Six plasticizers with various polarities were studied, viz. DBP, TCP, DOP, DBS, NPPE and NPOE (sensors 1 and 5–9) (Table S1,†Fig. 1). The sensors with highly polar plasticizers (NPPE and NPOE) exhibited the best results with a comparable slope of 26.50 and 26.46, respectively. However, sensor no. 7 containing NPOE showed a higher correlation coefficient.

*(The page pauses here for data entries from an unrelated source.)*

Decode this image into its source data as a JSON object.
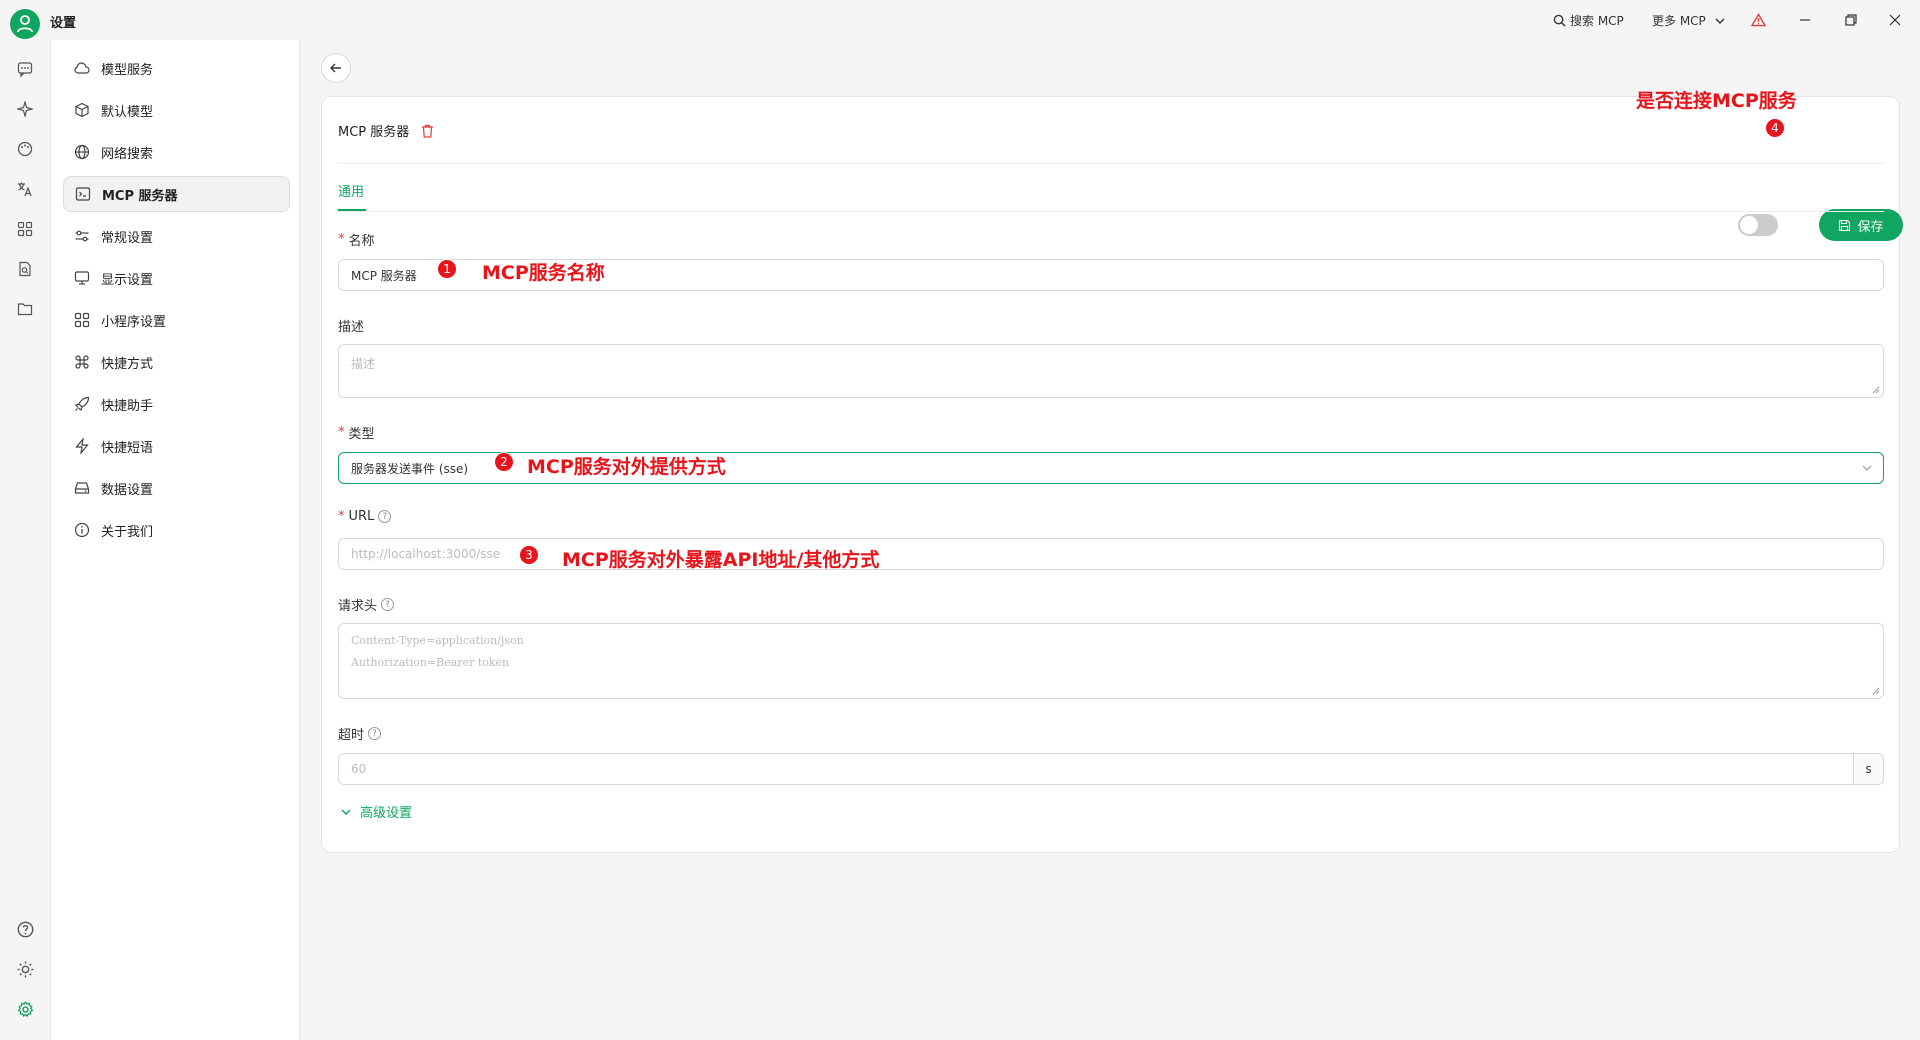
{
  "app": {
    "title": "设置"
  },
  "titlebar": {
    "search_mcp": "搜索 MCP",
    "more_mcp": "更多 MCP"
  },
  "nav": {
    "items": [
      {
        "label": "模型服务",
        "icon": "cloud-icon"
      },
      {
        "label": "默认模型",
        "icon": "cube-icon"
      },
      {
        "label": "网络搜索",
        "icon": "globe-icon"
      },
      {
        "label": "MCP 服务器",
        "icon": "terminal-icon",
        "active": true
      },
      {
        "label": "常规设置",
        "icon": "sliders-icon"
      },
      {
        "label": "显示设置",
        "icon": "monitor-icon"
      },
      {
        "label": "小程序设置",
        "icon": "grid-icon"
      },
      {
        "label": "快捷方式",
        "icon": "command-icon"
      },
      {
        "label": "快捷助手",
        "icon": "rocket-icon"
      },
      {
        "label": "快捷短语",
        "icon": "zap-icon"
      },
      {
        "label": "数据设置",
        "icon": "hard-drive-icon"
      },
      {
        "label": "关于我们",
        "icon": "info-icon"
      }
    ]
  },
  "server": {
    "title": "MCP 服务器",
    "save_label": "保存",
    "tab_general": "通用",
    "enabled": false
  },
  "form": {
    "name": {
      "label": "名称",
      "value": "MCP 服务器"
    },
    "description": {
      "label": "描述",
      "placeholder": "描述"
    },
    "type": {
      "label": "类型",
      "value": "服务器发送事件 (sse)"
    },
    "url": {
      "label": "URL",
      "placeholder": "http://localhost:3000/sse"
    },
    "headers": {
      "label": "请求头",
      "placeholder_line1": "Content-Type=application/json",
      "placeholder_line2": "Authorization=Bearer token"
    },
    "timeout": {
      "label": "超时",
      "placeholder": "60",
      "suffix": "s"
    },
    "advanced_label": "高级设置"
  },
  "annotations": {
    "a1": {
      "num": "1",
      "text": "MCP服务名称"
    },
    "a2": {
      "num": "2",
      "text": "MCP服务对外提供方式"
    },
    "a3": {
      "num": "3",
      "text": "MCP服务对外暴露API地址/其他方式"
    },
    "a4": {
      "num": "4",
      "text": "是否连接MCP服务"
    }
  },
  "colors": {
    "accent": "#10a561",
    "annotation": "#e8141b",
    "required": "#e53935"
  }
}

The PVC to plasticizer ratio significantly impacts the degree of salt dissociation and the ionic mobilities and subsequent conductivity of the PVC membrane.⁴² We investigated two PVC: plasticizer ratios 1 : 2 and 1 : 4 (sensors no. 6 and 7 and 10 and 11). In addition, the best results regarding lower quantification limits were obtained using the ratio 1 : 2 (Table S1†). Increasing the proportion of the plasticizer by employing the ratio 1 : 4 (sensors no. 10 and 11) leads to deterioration of the potentiometric response, signal drifting, and shortened lifetime of the sensors due to perspiration of the membrane components in the aqueous phase.⁴¹

The thickness of the PVC membrane influenced the conductivity and sensitivity of the PVC membrane because these plasticized membranes have similar properties to ionic conductors.⁴⁴ Hence, the study examined the effect of three membrane thicknesses (80 μm; sensor no. 12, 100 μm; sensor no. 7, and 120 μm; sensor no. 13). The sensor's best performance was achieved using a 100 μm membrane thickness. However, 80 and 120 μm showed lower slope and correlation coefficient values (Table S1†).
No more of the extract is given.